In 1971 Merv Moriarty founded the Flying Art School, first known as EastAus Art School. Above is some old footage from 1982, produced by the ABC, showing Merv flying his light aircraft and some of the art classes that took place in remote parts of Australia.
On September 24, 1971 Merv Moriarty took off from Brisbane’s Archerfield Airport "with his newly acquired unrestricted pilots licence" on a 6,000 km solo flight to towns and centres along the coast north to Cairns, west to Mount Isa, returning to Archerfield via Longreach, Charleville, Roma and many smaller centres along the way. This was the beginning of the flying art school that he had worked toward for ages and the purpose of this first flight was to talk to representatives from the many towns and districts along the way, to tell them about his plans for the flying art school and to judge from their reaction, the viability of this school. The reaction was enthusiastic and EastAus the flying art school was born.
The following is his story of the creation and development of the early years of the Flying Art School.
I have decided to take up the challenge of writing down my memories of all the pain and the joy of my years as 'The Flying Artist'. It will take time, years perhaps so I will do a little, piece by piece, when I can manage to find the time and the courage to revisit this part of my life.
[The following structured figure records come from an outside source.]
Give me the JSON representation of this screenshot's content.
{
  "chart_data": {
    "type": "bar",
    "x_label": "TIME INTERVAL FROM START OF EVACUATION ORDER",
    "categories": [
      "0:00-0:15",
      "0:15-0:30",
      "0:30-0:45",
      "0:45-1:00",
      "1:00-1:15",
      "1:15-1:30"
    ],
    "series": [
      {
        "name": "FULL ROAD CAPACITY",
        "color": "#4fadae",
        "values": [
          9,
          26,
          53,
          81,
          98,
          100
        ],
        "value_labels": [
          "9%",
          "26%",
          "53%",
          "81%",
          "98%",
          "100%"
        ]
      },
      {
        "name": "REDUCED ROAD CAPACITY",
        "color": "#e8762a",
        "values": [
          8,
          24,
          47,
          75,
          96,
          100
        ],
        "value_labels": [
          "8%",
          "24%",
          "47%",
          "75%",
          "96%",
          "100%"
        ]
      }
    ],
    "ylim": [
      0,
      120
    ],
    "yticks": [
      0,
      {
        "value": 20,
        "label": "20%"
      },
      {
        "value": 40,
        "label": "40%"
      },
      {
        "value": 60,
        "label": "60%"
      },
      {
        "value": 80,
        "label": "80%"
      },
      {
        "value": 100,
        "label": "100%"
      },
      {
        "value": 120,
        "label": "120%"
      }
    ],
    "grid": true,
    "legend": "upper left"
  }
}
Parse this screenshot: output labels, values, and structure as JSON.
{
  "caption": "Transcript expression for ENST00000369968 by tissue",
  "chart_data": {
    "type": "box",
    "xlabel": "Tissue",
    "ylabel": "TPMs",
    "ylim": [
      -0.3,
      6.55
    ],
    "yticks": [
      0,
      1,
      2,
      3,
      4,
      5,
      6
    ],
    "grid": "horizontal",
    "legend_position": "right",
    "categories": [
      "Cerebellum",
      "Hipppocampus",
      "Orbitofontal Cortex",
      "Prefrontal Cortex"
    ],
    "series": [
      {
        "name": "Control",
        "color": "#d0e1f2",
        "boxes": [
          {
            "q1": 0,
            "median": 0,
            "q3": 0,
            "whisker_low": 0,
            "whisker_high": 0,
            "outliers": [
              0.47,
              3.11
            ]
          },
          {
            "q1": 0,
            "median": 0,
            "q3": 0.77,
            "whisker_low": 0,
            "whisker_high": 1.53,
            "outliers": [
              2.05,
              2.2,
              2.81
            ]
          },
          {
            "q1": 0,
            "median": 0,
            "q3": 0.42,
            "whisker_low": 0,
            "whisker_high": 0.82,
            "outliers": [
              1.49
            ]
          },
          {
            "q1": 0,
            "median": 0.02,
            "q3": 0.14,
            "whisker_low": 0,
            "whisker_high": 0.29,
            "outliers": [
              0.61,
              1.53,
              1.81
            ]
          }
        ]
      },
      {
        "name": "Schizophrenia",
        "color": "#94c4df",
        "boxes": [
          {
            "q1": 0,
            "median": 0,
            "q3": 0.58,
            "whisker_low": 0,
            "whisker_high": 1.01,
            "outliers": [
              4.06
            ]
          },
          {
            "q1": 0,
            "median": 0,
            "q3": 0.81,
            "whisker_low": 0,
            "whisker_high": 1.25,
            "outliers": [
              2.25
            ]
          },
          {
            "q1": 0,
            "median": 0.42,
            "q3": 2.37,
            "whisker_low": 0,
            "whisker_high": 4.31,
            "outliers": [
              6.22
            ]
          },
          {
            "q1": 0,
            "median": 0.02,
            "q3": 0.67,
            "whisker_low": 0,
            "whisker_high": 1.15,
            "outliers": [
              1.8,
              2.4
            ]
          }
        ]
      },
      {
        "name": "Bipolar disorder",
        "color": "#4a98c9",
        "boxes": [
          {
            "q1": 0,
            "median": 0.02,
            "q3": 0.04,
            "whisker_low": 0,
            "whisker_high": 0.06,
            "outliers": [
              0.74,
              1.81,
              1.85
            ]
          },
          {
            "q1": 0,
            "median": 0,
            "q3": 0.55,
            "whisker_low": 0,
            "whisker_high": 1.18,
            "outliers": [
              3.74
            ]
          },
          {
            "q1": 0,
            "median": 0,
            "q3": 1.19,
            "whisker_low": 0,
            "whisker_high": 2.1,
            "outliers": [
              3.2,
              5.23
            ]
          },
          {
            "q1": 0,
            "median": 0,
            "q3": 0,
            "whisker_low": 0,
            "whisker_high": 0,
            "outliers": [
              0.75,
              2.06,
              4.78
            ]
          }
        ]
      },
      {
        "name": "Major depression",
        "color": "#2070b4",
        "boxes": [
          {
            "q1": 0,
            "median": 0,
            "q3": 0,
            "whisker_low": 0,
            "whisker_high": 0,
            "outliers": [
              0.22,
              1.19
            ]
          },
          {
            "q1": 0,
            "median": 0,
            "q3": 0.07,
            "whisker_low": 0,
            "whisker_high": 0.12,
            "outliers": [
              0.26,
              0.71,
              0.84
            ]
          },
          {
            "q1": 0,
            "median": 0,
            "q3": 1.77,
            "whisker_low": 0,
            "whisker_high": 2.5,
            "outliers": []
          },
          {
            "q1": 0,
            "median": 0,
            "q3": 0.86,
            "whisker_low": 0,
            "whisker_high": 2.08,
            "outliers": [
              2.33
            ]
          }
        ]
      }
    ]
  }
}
Some of you visiting this site from out there somewhere, may have attended flying art school workshops, or you may have been one of the few dedicated people who helped my then wife Helen and me to get it started. If you are one of these people and you would like to add something to the story please get in touch, or write your experiences down and send them to me. You can email me directly through the Contact Us section of this website or make some comments on Merv's Blog.
I would love to hear from you.
My wife Helen had just dropped me off at Archerfield Airport. It was one of those beautiful days that we always hoped for when we had something big to do more so, when the thing we were going to do is made much harder in bad weather. I loaded my luggage in the rear compartment and back seat of the aircraft I had hired from the Royal Queensland Flying School. It was with this school that I had done my flying training and the plane I had hired for the trip was one with which I was quite familiar, having flown it on many of my training flights, on my test flights and on the five hour solo cross country flight that all pilots must do as the final test before receiving their unrestricted pilots licence.
By the late 1960s I had established myself as an artist and an art educator and was asked by the Queensland University to conduct classes in visual studies for the Architecture Department. I was also asked by the head of the Australian Arts Council Queensland branch Dr Gertrude Langer to conduct workshops for the vacation schools at the Queensland University. Dr Langer also asked me to conduct workshops for the Arts Council in some isolated centres in Queensland. In response to expressed need for the opportunity to have access to good quality art education by many of the students who attended these workshops I came up with an answer to their needs in the form of the flying art school. But there is more to this part of the story and I will endeavour to get back to that. In order to get the flying art school up and running I had to train as a pilot, gaining an unrestricted pilots licence I set about forming the flying art school (called EastAus Art School).
I filled in my flight plan for the first time without an instuctor or testing officer checking it out, and handed it in to the man behind the counter at the Archerfield Flight Centre.
I started the engine of the aircraft for the first of the flying art school trips with that queasy feeling that we get when we are under the equal and opposite influence of two powerful sensations, one of great expectation, the other, great trepidation.
I returned from that trip a week later utterly exhausted but excited about the possibilities of the flying art school. Somehow I seemed to think that all the effort of getting the school going was over and it would become easier from here. Oh dear!
Over the years of my commitment I wrote a series of 23 books of lessons to provide written technical information and established a visiting schedule that included some 26 centres over a distance of thousands of kilometres. I visited each centre four times a year.